In a speech from the Oval Office at the White House Wednesday night, President Donald Trump laid out new, aggressive policies designed, he said, to combat the further spread of the disease Covid-19—which, earlier Wednesday, the World Health Organization officially designated a pandemic. Among those new policies: a ban on travel from Europe (but not the United Kingdom), effective Friday, and low-interest loans to small businesses adversely affected by the disease. The president also said he’d ask congress for more money, $50 billion, to fund those loans, and that he’d push back the April deadline for federal taxes. “Because of the economic policies we have put into place over the last three years, we have the greatest economy anywhere in the world by far,” President Trump said. “This is not a financial crisis. This is just a temporary moment of time that we will overcome together as a nation and a world.”

These are major policies to undertake during a crisis. That makes sense; it’s a major crisis. At least 126,000 people around the world have contracted the disease, and more than 4,600 are dead—38 in the United States. But the policies don’t exactly address the pandemic—at least not in the way public health experts and scientists have been hoping the government would. These policies are more crisis-adjacent. As the disease-response expert Jeremy Kondynyk said on Twitter immediately after the speech, “economic measures are necessary, but they’re treating the symptoms.”

Research suggests that China’s ban on letting people leave Wuhan, the city where the virus emerged, came too late to slow down the progress of the virus within China, but slowed transmission by up to 80 percent elsewhere. Asian countries that banned immigration from China earlier this year did seem to slow the progress of the disease, but they were also testing people for infection internally and building out their public health systems. People looking back at other outbreaks, though—like SARS and MERS, or Ebola—tend to find that travel bans don’t work at all. They especially don’t work after community spread of the virus has begun—which it has, between people already in the United States. The barn door’s open, the horses are in the field somewhere. Also, travel is still OK from the United Kingdom, which not only has sustained Covid-19 infections (including the Health Minister) but is likely to announce that it is moving from a containment phase to “delay,” which means social distancing and self-isolation of sick people. Their horses have left their barn, too.

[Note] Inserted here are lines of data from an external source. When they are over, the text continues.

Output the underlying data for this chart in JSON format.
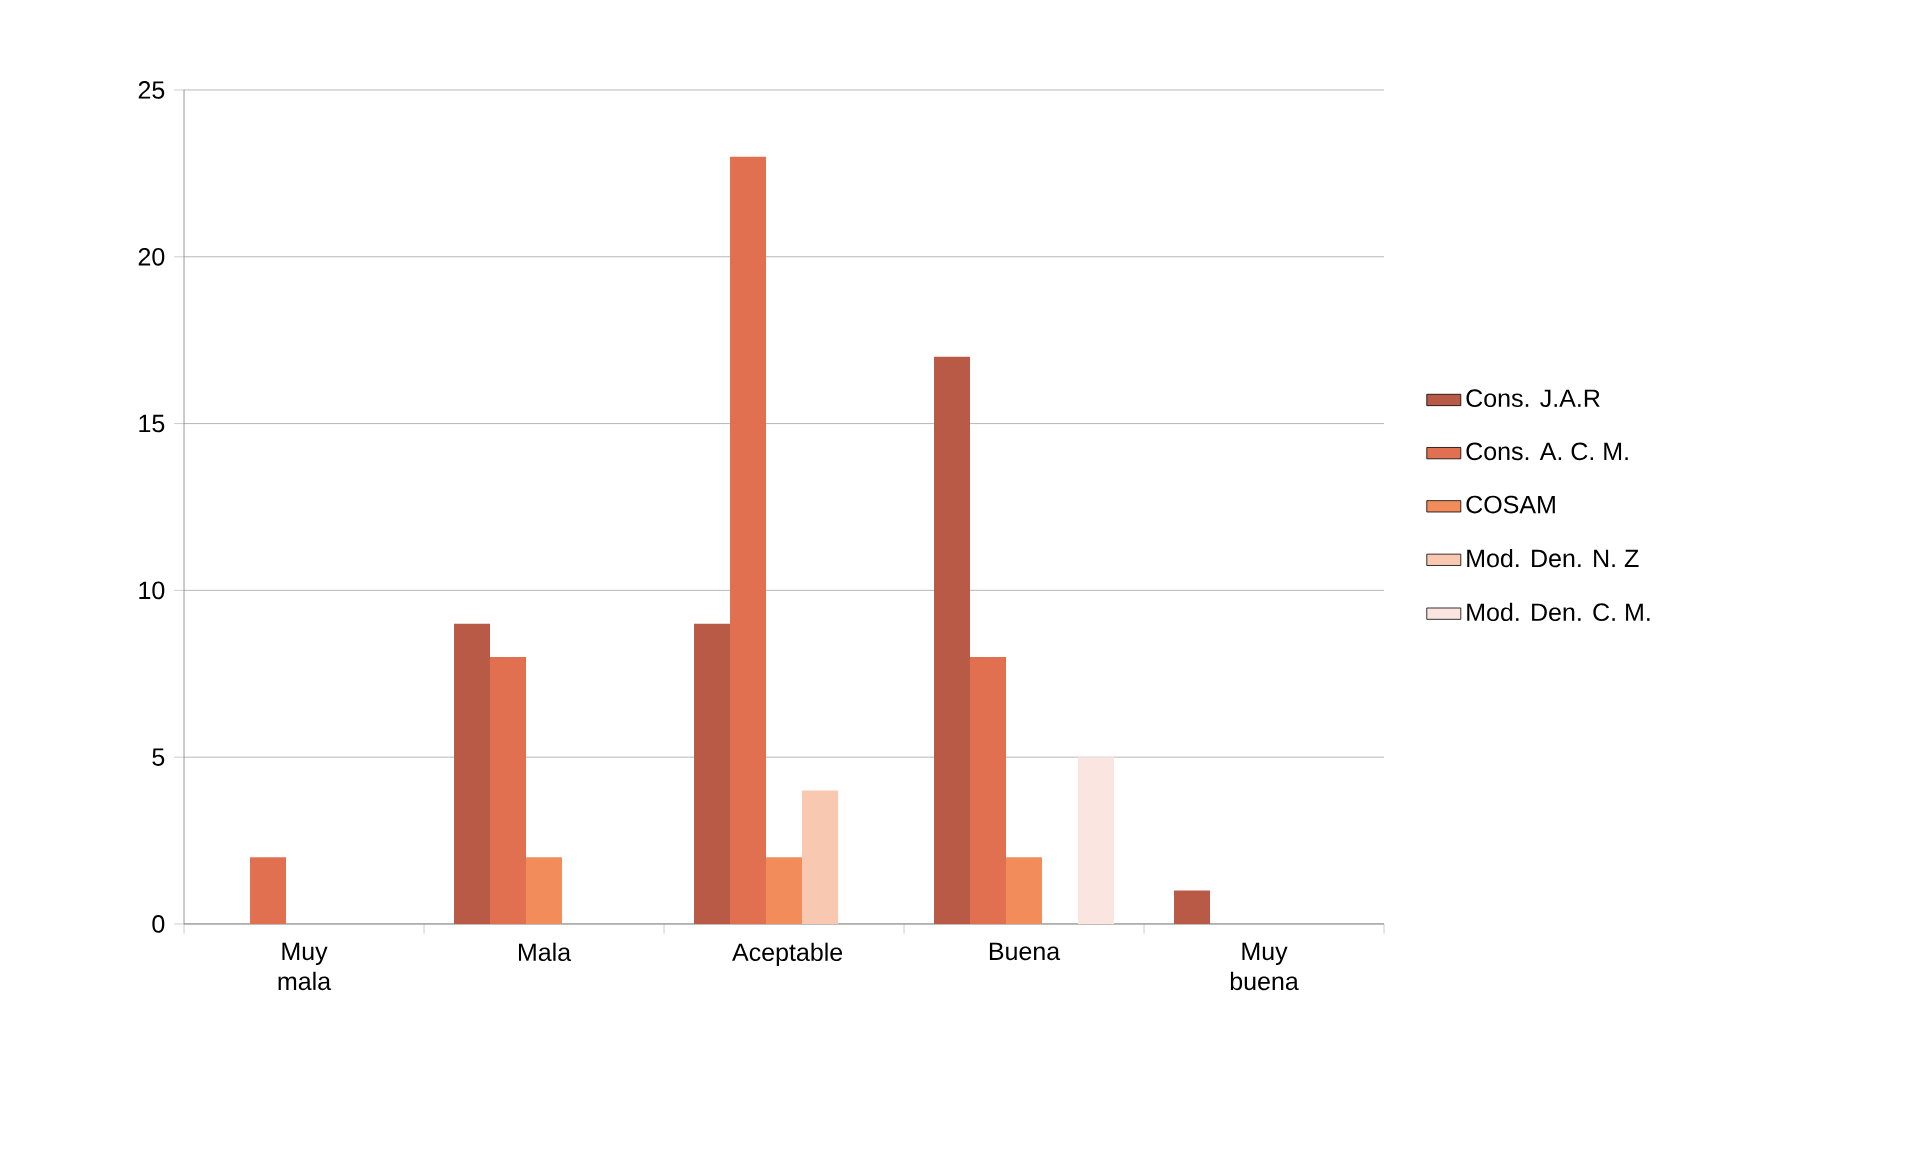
{
  "chart_data": {
    "type": "bar",
    "categories": [
      "Muy mala",
      "Mala",
      "Aceptable",
      "Buena",
      "Muy buena"
    ],
    "series": [
      {
        "name": "Cons. J.A.R",
        "color": "#b85a45",
        "values": [
          0,
          9,
          9,
          17,
          1
        ]
      },
      {
        "name": "Cons. A. C. M.",
        "color": "#e0704f",
        "values": [
          2,
          8,
          23,
          8,
          0
        ]
      },
      {
        "name": "COSAM",
        "color": "#f28c5a",
        "values": [
          0,
          2,
          2,
          2,
          0
        ]
      },
      {
        "name": "Mod. Den. N. Z",
        "color": "#f8c8b0",
        "values": [
          0,
          0,
          4,
          0,
          0
        ]
      },
      {
        "name": "Mod. Den. C. M.",
        "color": "#fbe5e0",
        "values": [
          0,
          0,
          0,
          5,
          0
        ]
      }
    ],
    "ylim": [
      0,
      25
    ],
    "yticks": [
      0,
      5,
      10,
      15,
      20,
      25
    ],
    "grid": "y",
    "legend": "right"
  }
}
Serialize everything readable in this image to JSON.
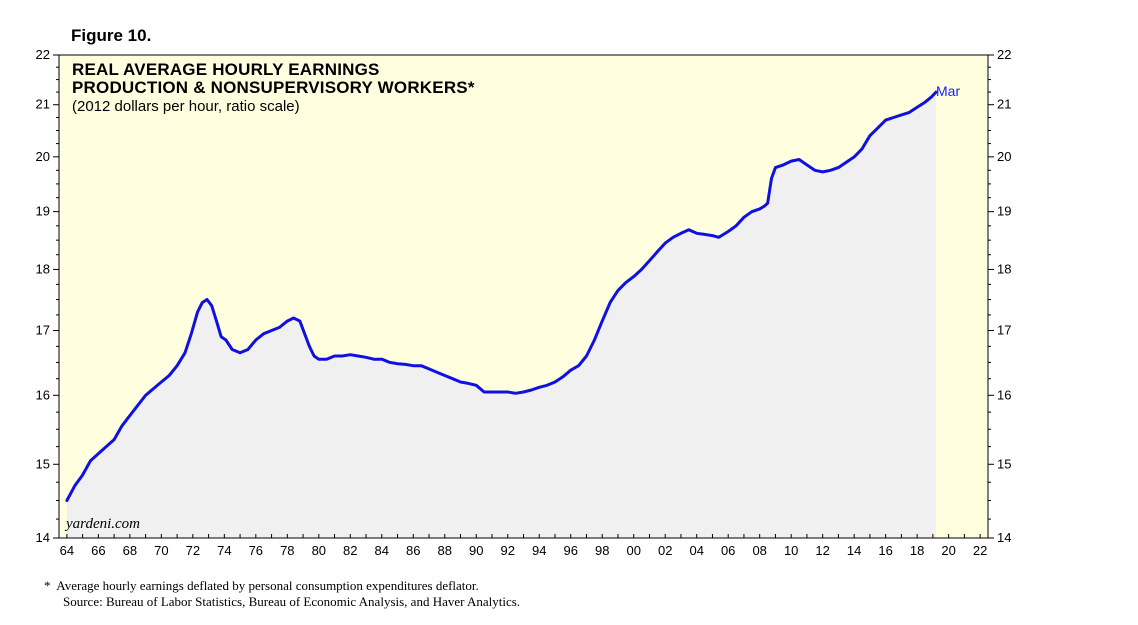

At first, it seemed like banning travel from Europe meant more than just people. “There will be exemptions for Americans who have undergone appropriate screenings,” President Trump said. But, he added, “anything coming from Europe to the United States is what we are discussing.” When the president spoke, he seemed to include cargo in the ban, which could have caused even bigger problems. The kits for testing whether someone is infected with Covid-19 have been in drastic short supply, and only a few thousand Americans have gotten tested so far (by contrast, something like 10,000 South Koreans get tested every day). The supplies for manufacturing those kits, “primers” made from the genetic material RNA, are running low, and at least some of those come from European pharmaceutical companies. But the Department of Homeland Security quickly issued what must be considered a clarification—just people, not US citizens, not stuff. A White House statement confirmed it didn’t cover cargo, too.